October 7, 2008

Statement of Ex Servicemen Association of Pakistan

Filed under: Uncategorized — sharafs @ 1:41 pm

This comminique has been issued by PESA on the eve of the Joint session of Pakistan’s Parliament. October 7, 2008.



We the Ex Servicemen welcome the decision of the Government of Pakistan to provide a comprehensive briefing to the Parliament on the security situation of the country and on matters that have a bearing on it… Though belated, we still hope that as a consequence, our public representatives will assume and exert their due role to formulate national policies and subject them to Parliamentary scrutiny and accountability. In the ensuing paragraphs, we are suggesting some of the points that our honorable parliamentarians may like to raise after the in camera briefings.


1.                  Statements by some of our important leaders have created confusing picture regarding the US military strikes across the Pak-Afghan Border. Has our government permitted these strikes; and if so under what condition? Is the US abiding by the rules of engagement if any; and is there any post strike analysis to determine if the intended targets were correctly identified and engaged?


2.                  The public has been repeatedly been told that Pakistani military operations were directed against elements that were acting against the country’s interests and have been sponsored/aided by foreign powers. Could the Government agencies please provide more details? This is important because the tribesmen are not against Pakistan and some of the ‘militants’ groups have time and again stated that their primary goal was only to support the Afghan resistance against foreign occupation and because of their tribal traditions they were obliged to go to their help.



3.                  There is also a need to present to the Parliament, the Government’s assessment of the effectiveness of the use of force against the militants. During the last four to five years, this approach seems to have failed and the violence has spread affecting not only the tribal areas but also the rest of the country. Now that we have asked some of the tribes to raise Lashkars to deal with the militants, are we sure that this will not result in more violence and God Forbid to tribal warfare.


4.                  Indeed, the country is faced with serious economic problems. Are we therefore wilting under US pressure and continuing with the use of the military instrument against our better judgment? Is it not time to say NO to the US aid if it was tied with policies that were destabilizing the country?



5.                  Our political leadership has often told us that the WAR in our border regions was our WAR. We think it was not, but if now as a result of the flawed policies of the previous regime which has become OURS, then should we not wage it as it is to be done when our own people were involved; politically, psychologically, socially and through persuasion; force only to be used as a last resort and that too selectively through covert and intelligence operations?

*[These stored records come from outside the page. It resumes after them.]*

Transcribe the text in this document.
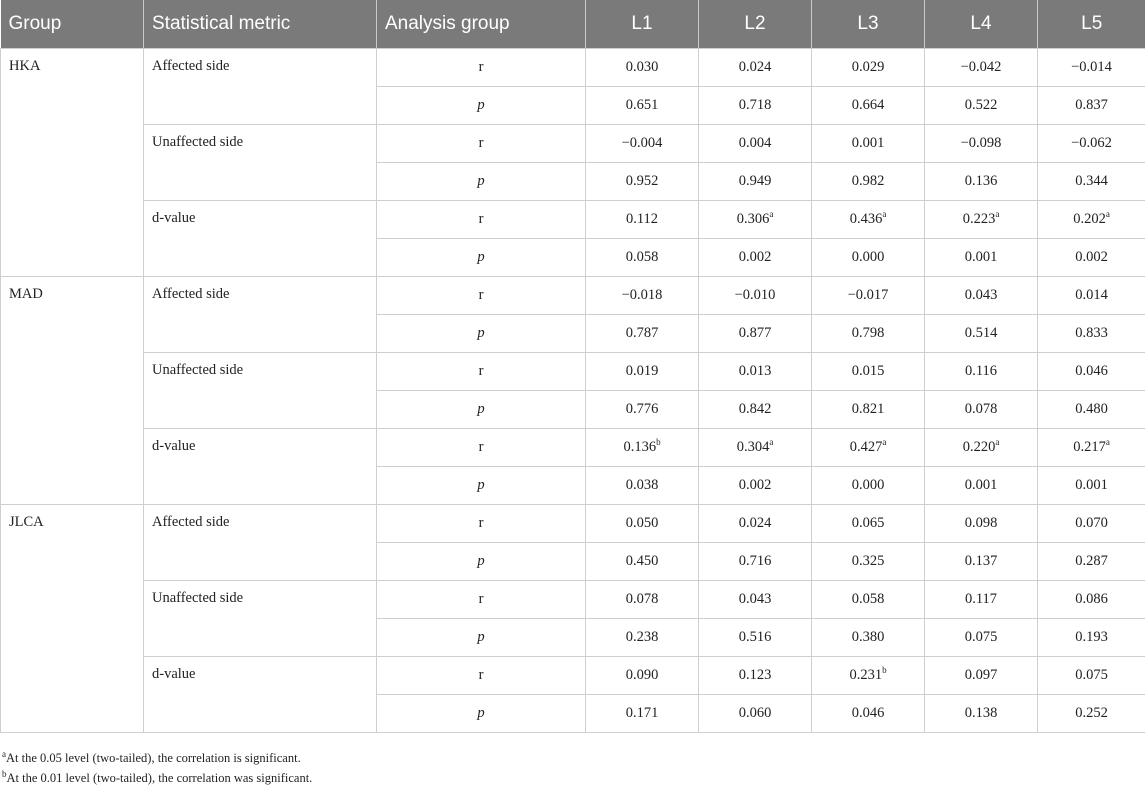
Group	Statistical metric	Analysis group	L1	L2	L3	L4	L5
HKA	Affected side	r	0.030	0.024	0.029	−0.042	−0.014
		p	0.651	0.718	0.664	0.522	0.837
	Unaffected side	r	−0.004	0.004	0.001	−0.098	−0.062
		p	0.952	0.949	0.982	0.136	0.344
	d-value	r	0.112	0.306$^a$	0.436$^a$	0.223$^a$	0.202$^a$
		p	0.058	0.002	0.000	0.001	0.002
MAD	Affected side	r	−0.018	−0.010	−0.017	0.043	0.014
		p	0.787	0.877	0.798	0.514	0.833
	Unaffected side	r	0.019	0.013	0.015	0.116	0.046
		p	0.776	0.842	0.821	0.078	0.480
	d-value	r	0.136$^b$	0.304$^a$	0.427$^a$	0.220$^a$	0.217$^a$
		p	0.038	0.002	0.000	0.001	0.001
JLCA	Affected side	r	0.050	0.024	0.065	0.098	0.070
		p	0.450	0.716	0.325	0.137	0.287
	Unaffected side	r	0.078	0.043	0.058	0.117	0.086
		p	0.238	0.516	0.380	0.075	0.193
	d-value	r	0.090	0.123	0.231$^b$	0.097	0.075
		p	0.171	0.060	0.046	0.138	0.252
$^a$At the 0.05 level (two-tailed), the correlation is significant.
$^b$At the 0.01 level (two-tailed), the correlation was significant.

We also appeal to our elected President to strengthen the democratic institutions. Lately he has made statements that do not reflect the will of the people or the sanction of the Parliament. He has inferred the Kashmir Freedom Struggle as a terrorist movement. We suggest that he not only withdraw his remarks but also apologizes on the floor of the house. It is also incumbent that we morally support this movement.

Brigadier (Retired) Samson Simon Sharaf



  1. the essence of the matter is that the generals and politicians are a hopeless lot.They were always like this and are like this to include all from 1947.This government came after it gave firm assurances to USA that it will be as hopeless and will stand as much kicking as all Pakistani leaders since 1951.That defines it all .

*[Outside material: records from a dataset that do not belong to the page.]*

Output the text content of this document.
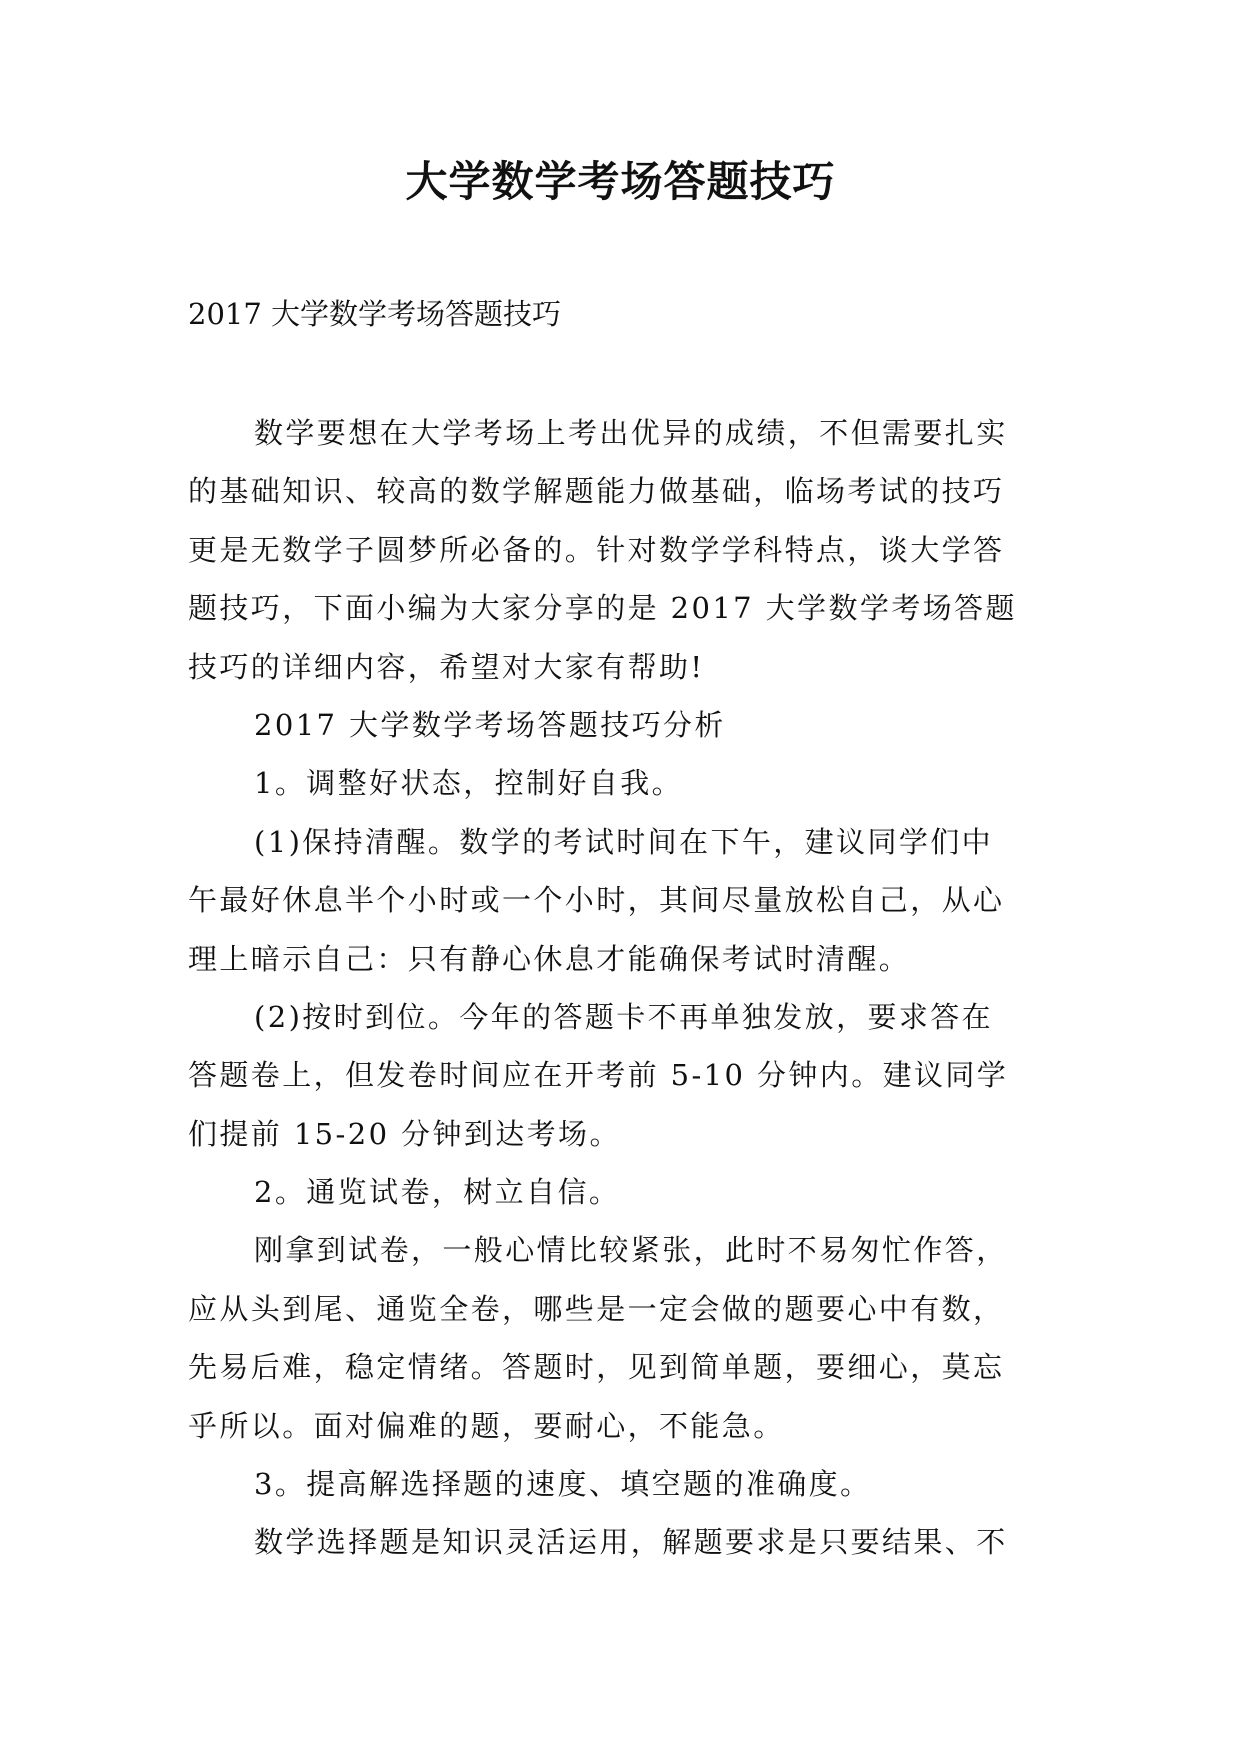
大学数学考场答题技巧
2017 大学数学考场答题技巧
数学要想在大学考场上考出优异的成绩，不但需要扎实
的基础知识、较高的数学解题能力做基础，临场考试的技巧
更是无数学子圆梦所必备的。针对数学学科特点，谈大学答
题技巧，下面小编为大家分享的是 2017 大学数学考场答题
技巧的详细内容，希望对大家有帮助!
2017 大学数学考场答题技巧分析
1。调整好状态，控制好自我。
(1)保持清醒。数学的考试时间在下午，建议同学们中
午最好休息半个小时或一个小时，其间尽量放松自己，从心
理上暗示自己：只有静心休息才能确保考试时清醒。
(2)按时到位。今年的答题卡不再单独发放，要求答在
答题卷上，但发卷时间应在开考前 5-10 分钟内。建议同学
们提前 15-20 分钟到达考场。
2。通览试卷，树立自信。
刚拿到试卷，一般心情比较紧张，此时不易匆忙作答，
应从头到尾、通览全卷，哪些是一定会做的题要心中有数，
先易后难，稳定情绪。答题时，见到简单题，要细心，莫忘
乎所以。面对偏难的题，要耐心，不能急。
3。提高解选择题的速度、填空题的准确度。
数学选择题是知识灵活运用，解题要求是只要结果、不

    Comment by A.H Amin Major (Retired) — October 8, 2008 @ 4:33 am

  2. Very logical statement by the honorable Ex-Servicemen. I hope the same views will be included in the in-camera briefing today.

    Thanks for reproducing this here.

    Comment by Zeemax — October 8, 2008 @ 1:36 pm

  3. Nicely summarized points here. There needs to be a clear and concise uniform policy statements from the military and the democratic government.

    As for the president and his last month in power I have to say I have been open-minded and hoped that he would be a reformed person. However, he has had three strikes already since he took oath as a the president:

    1) Statement lacking strategy as mentioned above in the last paragraph.
    2) His “teenage” conversation with US vice presidential candidate Sarah Palin that has been ridiculed locally and in US.
    3) His loose comments regarding communism and socialism prompting harsh statement from China.
    In baseball they say three strikes and you are out. Question is how many strikes is our nation willing to allow to our president?